# Will they clear bamboo?



## For the Love of Dirt

The property I just bought has an acre of bamboo that we need to get rid of, as it is were I want to put my garden, and I was wondering if anyone here new if pigs could get rid of it? I know people use pigs to till so I was wondering if they would dig up the roots, and keep the new shoots under control while we cut down the larger stuff? Would they be strong enough, and would that be something that they would go after? There's not really anything else in that area, although it is already fenced. We think it used to be a catch pen type area for cattle, but most of the fencing is still in great shape, we would just have to fix the gate. It's mostly hog panels and I think some barbed wire in a few spots, which eventually we would change out anyway, so that is no heartache to replace. It's just getting to be a pain to cut this stuff down and leave behind all the stumps and now the shoots are popping up everywhere!


----------



## B&B Happy goats

Pigs may do it, but i know my goats would have a great time eating it up !


----------



## For the Love of Dirt

I am planning on getting goats at some point, and they would take care of the new shoots, but I don’t think they’d go after the root, and this stuff is soo big they wouldn’t be able to reach the leaves. Some of it I can’t even touch my thumb and middle finger when I put my hand around it!


----------



## B&B Happy goats

Sounds like the pigs are the way to go ..........


----------



## Mini Horses

My pigs LOVED to root up roots!!!   Go for it.  Trust me, if they like the shoots, they will destroy the roots in short order.   They don't call them "pigs" for nothing.


----------



## B&B Happy goats




----------



## B&B Happy goats

Then you can make them or your soon to be goats bamboo huts .....   if you cut the big ones down first to use.


----------



## For the Love of Dirt

We’ve cut down a ton of it to use for trellising and possibly a gazebo, but building goat and pig shelters are also great ideas! There’s plenty there, so I should have enough. We even went out this weekend to trim up what we have already cut down, and there bamboo shoots popping up EVERYWHERE! We have cleared out a space about the size of a double wide trailer, and it is now spotted with the darn things! Thing is they weren’t there last weekend, and some of these things are already up to my knee!!!


----------



## Baymule

I have used pigs in my garden. They dug craters, rooted up everything, pooped and added their fertility to the soil. For an acre that infested with bamboo, I'd get 3-4 pigs, minimum.  

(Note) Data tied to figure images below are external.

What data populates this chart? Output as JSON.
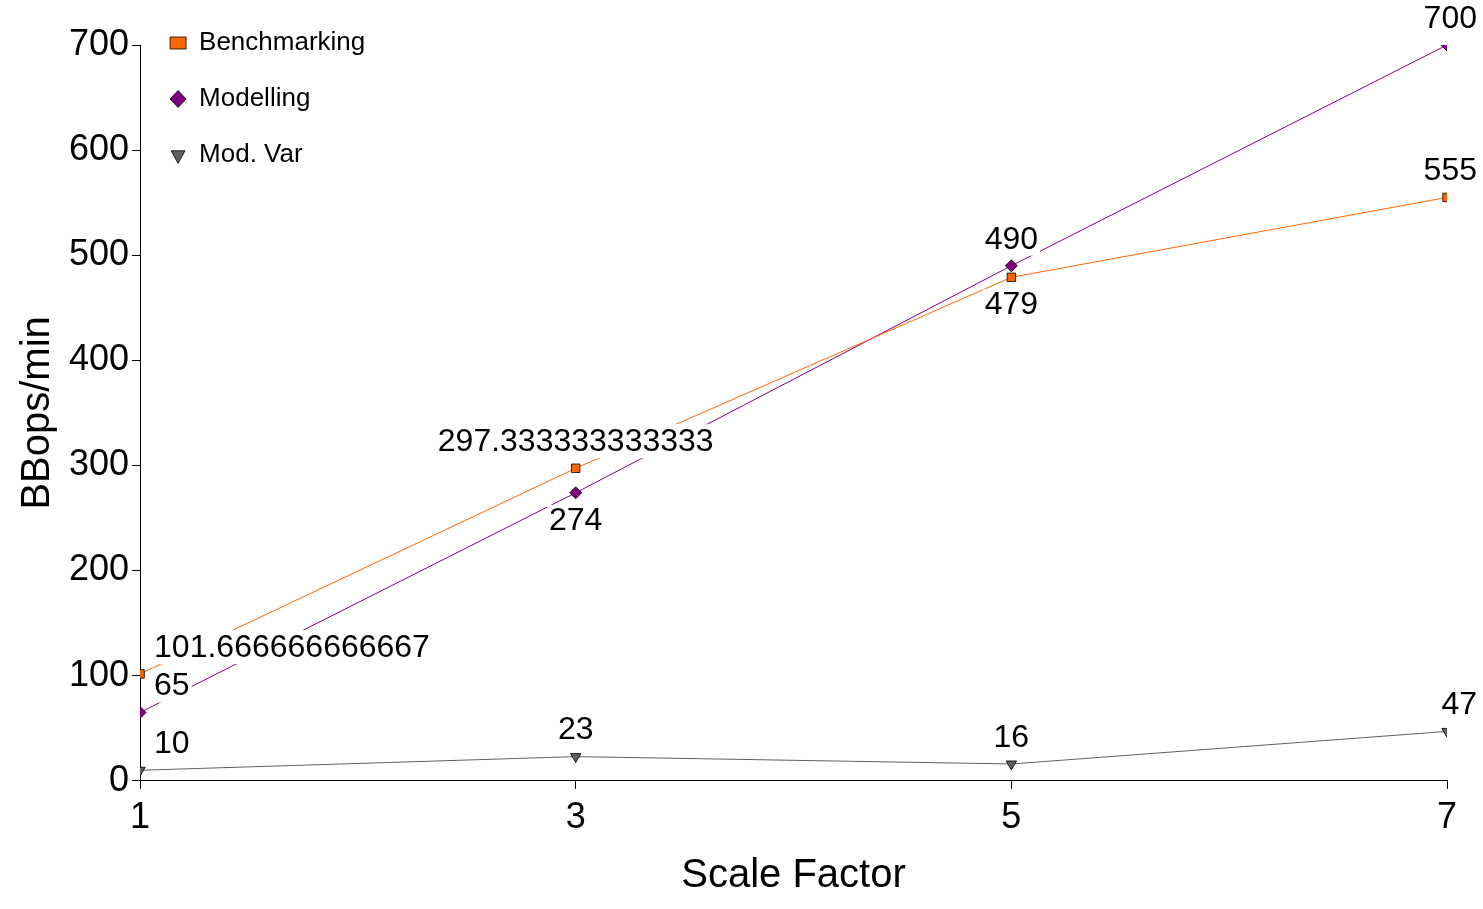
{
  "chart_data": {
    "type": "line",
    "xlabel": "Scale Factor",
    "ylabel": "BBops/min",
    "x": [
      1,
      3,
      5,
      7
    ],
    "xlim": [
      1,
      7
    ],
    "xticks": [
      1,
      3,
      5,
      7
    ],
    "ylim": [
      0,
      700
    ],
    "yticks": [
      0,
      100,
      200,
      300,
      400,
      500,
      600,
      700
    ],
    "grid": false,
    "legend": "top left",
    "data_labels": true,
    "series": [
      {
        "name": "Benchmarking",
        "color": "#ff6600",
        "marker": "square",
        "values": [
          101.666666666667,
          297.333333333333,
          479,
          555
        ]
      },
      {
        "name": "Modelling",
        "color": "#800080",
        "marker": "diamond",
        "values": [
          65,
          274,
          490,
          700
        ]
      },
      {
        "name": "Mod. Var",
        "color": "#606060",
        "marker": "triangle",
        "values": [
          10,
          23,
          16,
          47
        ]
      }
    ]
  }
}
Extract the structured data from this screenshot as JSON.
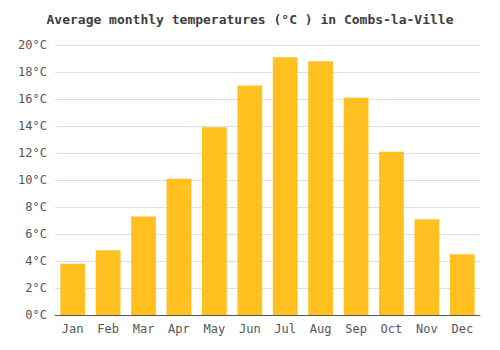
{
  "chart_data": {
    "type": "bar",
    "title": "Average monthly temperatures (°C ) in Combs-la-Ville",
    "categories": [
      "Jan",
      "Feb",
      "Mar",
      "Apr",
      "May",
      "Jun",
      "Jul",
      "Aug",
      "Sep",
      "Oct",
      "Nov",
      "Dec"
    ],
    "values": [
      3.8,
      4.8,
      7.3,
      10.1,
      13.9,
      17.0,
      19.1,
      18.8,
      16.1,
      12.1,
      7.1,
      4.5
    ],
    "color": "#FFC020",
    "ylim": [
      0,
      20
    ],
    "yticks": [
      {
        "value": 0,
        "label": "0°C"
      },
      {
        "value": 2,
        "label": "2°C"
      },
      {
        "value": 4,
        "label": "4°C"
      },
      {
        "value": 6,
        "label": "6°C"
      },
      {
        "value": 8,
        "label": "8°C"
      },
      {
        "value": 10,
        "label": "10°C"
      },
      {
        "value": 12,
        "label": "12°C"
      },
      {
        "value": 14,
        "label": "14°C"
      },
      {
        "value": 16,
        "label": "16°C"
      },
      {
        "value": 18,
        "label": "18°C"
      },
      {
        "value": 20,
        "label": "20°C"
      }
    ],
    "grid": true
  }
}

I got tired of going in the pig pen to feed them, finding their tub and trying to not get knocked down by hungry pigs. I also got tired of them flipping their water tub over immediately after I filled it up. I built a dedicated pig pen, shelter, bought a feed bin feeder at Tractor Supply and made a water barrel with a hog nipple poked through the wire. It made feeding and watering pigs almost labor free. I suggest that you get a feeder like I did and secure it to the fence posts so you can fill it from the outside of the garden and make a water barrel like I did. It will save you a LOT of hard work. 

https://www.backyardherds.com/threads/baymule’s-pigs-2018-herefords.37448/page-6

Then to make them root even more, toss whole corn out over the garden. You can drive a pipe in the ground, then fill the hole with corn and they will root it all up. You put enough pigs in there, for long enough and they will turn every square inch and make it a barren waste land. They will also poop in it and increase the fertility tremendously. 

Pigs need to be cool, they cannot sweat. That is why they wallow in water and mud, to cool off. So make them a nice mud hole, they will root it out even more. When they have rooted it all up. make another mud hole. 

The best part? You get to eat them when they are done! And you can sell a half or whole hog to friends and family. 

Definitely use hogs to destroy the bamboo!

After the first garden, get more pigs in the fall and put them in the garden for the winter. You might want to build a pig pen next to the garden to put them in if they are not ready for slaughter when it is time to plant. 

I built a Hawg Hut on skids for my first pigs.

https://www.backyardherds.com/threads/hawg-hut-or-goat-or-sheep-or-dhs-new-digs.32088/#post-403114


----------



## Hipshot

Yes pigs will root up bamboo . Bamboo is sallow rooted the problem is the way it grows underground .It grows  another stalk under ground, to anchor itself and to spread .  . My advice would be get a mini excavator and dig it up. And keep digging it up till you kill it all .  It would take some very large hawgs to root up an acre. With any speed that is . And then there is the fencing. And it all has to go or it will just come back . Bamboo shouts good eating .


----------



## For the Love of Dirt

I have looked at how to kill bamboo, and the method I’m going with will take a while, but it works. You basically just keep the shoots under control. As long as you don’t let them get to the leaf stage then eventually they rhizomes will expend their energy and die. It may take several years, but they only send up shoots in the spring, and if the pigs will help to at least dig some up, then it’s a lot less work for me. Once we clear the garden area and the pigs have had their fun then I will be following them with sheet mulching. We may have to garden somewhere else on the property for a little while, but we already tried digging it up with a bobcat and the roots are so tight it didn’t do much good.


----------